The disaster preparedness in rural Japan is different from what is experienced in the US. In the US, if a Category 5 hurricane is on the way to Florida, residents are encouraged to evacuate and get as far away from the path of the hurricane as possible. If radar imaging shows that the hurricane will envelop the entire state of Florida, the advice from the government is to get the hell out of Florida. The most important thing is to stay alive. 

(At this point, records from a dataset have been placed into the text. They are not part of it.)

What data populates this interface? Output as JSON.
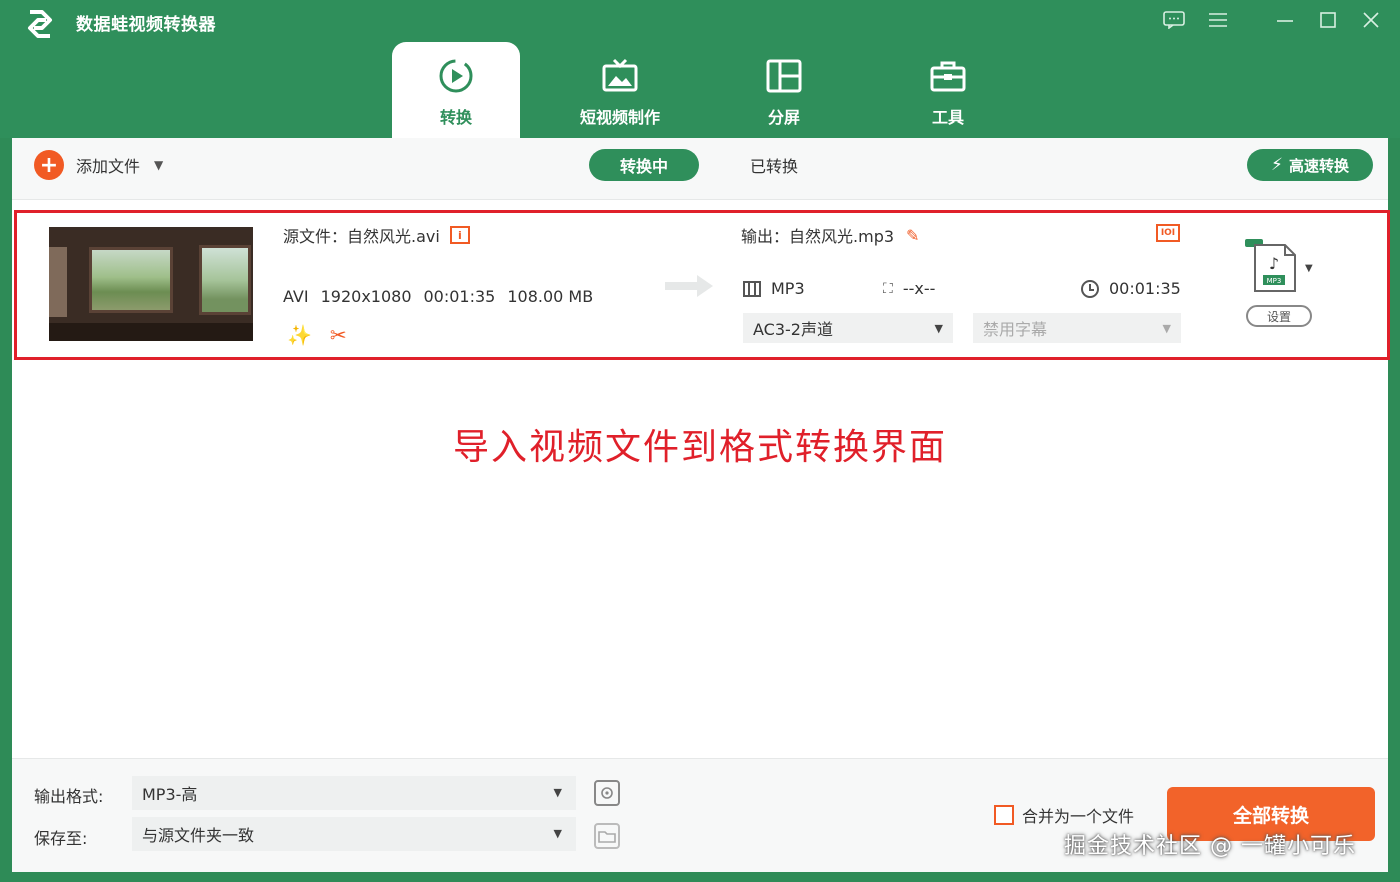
{
  "app": {
    "title": "数据蛙视频转换器"
  },
  "tabs": [
    {
      "label": "转换",
      "active": true
    },
    {
      "label": "短视频制作",
      "active": false
    },
    {
      "label": "分屏",
      "active": false
    },
    {
      "label": "工具",
      "active": false
    }
  ],
  "toolbar": {
    "add_file_label": "添加文件",
    "segment_active": "转换中",
    "segment_inactive": "已转换",
    "turbo_label": "高速转换"
  },
  "file_item": {
    "source_label": "源文件：",
    "source_name": "自然风光.avi",
    "source_format": "AVI",
    "resolution": "1920x1080",
    "duration": "00:01:35",
    "size": "108.00 MB",
    "output_label": "输出：",
    "output_name": "自然风光.mp3",
    "output_format": "MP3",
    "output_resolution": "--x--",
    "output_duration": "00:01:35",
    "audio_track": "AC3-2声道",
    "subtitle": "禁用字幕",
    "format_badge": "IOI",
    "file_icon_text": "MP3",
    "settings_label": "设置"
  },
  "annotation": "导入视频文件到格式转换界面",
  "bottom": {
    "output_format_label": "输出格式:",
    "output_format_value": "MP3-高",
    "save_to_label": "保存至:",
    "save_to_value": "与源文件夹一致",
    "merge_label": "合并为一个文件",
    "convert_all_label": "全部转换"
  },
  "watermark": "掘金技术社区 @ 一罐小可乐",
  "colors": {
    "brand_green": "#2f8f5b",
    "accent_orange": "#f15a24",
    "highlight_red": "#e0202a"
  }
}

In rural Japan, safety is certainly a priority and most people are good about having evacuation bags prepared at all time in case of a disaster, but there is a perception of cowardice in fleeing one’s village and everyone in it in order to prioritize one’s own safety. I’m not entirely sure if it’s a good thing or a bad thing, but a lot more thought is put into social interactions. It isn’t normal for a mayor or a governor to tell a community to get out of their village or prefecture. It seems that doing so would somehow reflect poorly on the area, that there is something intrinsic that makes the area uninhabitable. A perception like this is certainly not desirable in a prefecture or village suffering from severe depopulation due to rural flight.

Evacuation in rural Japan is a group activity, and the advice from the local government is to take place in the local evacuation center, which is often a school or community center walking distance from where one is living.

Today I’m holed up in an abandoned middle school on a hill in above my house. In a little mountain village with a history of deadly landslides situated next to a river that is prone to flooding, it is questionable whether the prescribed evacuation centers are any safer than just staying in one’s house. Being with other members of the community feels like a false sense of security when the entire hamlet that we are in could be carried into the violent river below us in the wave of a collapsing mountain. But not everyone can afford this kind of evacuation, and elderly residents unable to drive would be abandoned in this exodus unable to fend for themselves. If one were to survive and everyone else were wiped out, it is easy to understand that they would be seen as a coward. Perhaps a little more responsibility should be borne by the children and grandchildren of these villagers that are off living in the cities where it is safer and there are more jobs, but these individuals are out of sight and out of mind.

For the rest of the day, it looks like we’ll be feeding on the mountain of sweets that the local grannies grabbed on their way out during evacuation. Only the essentials.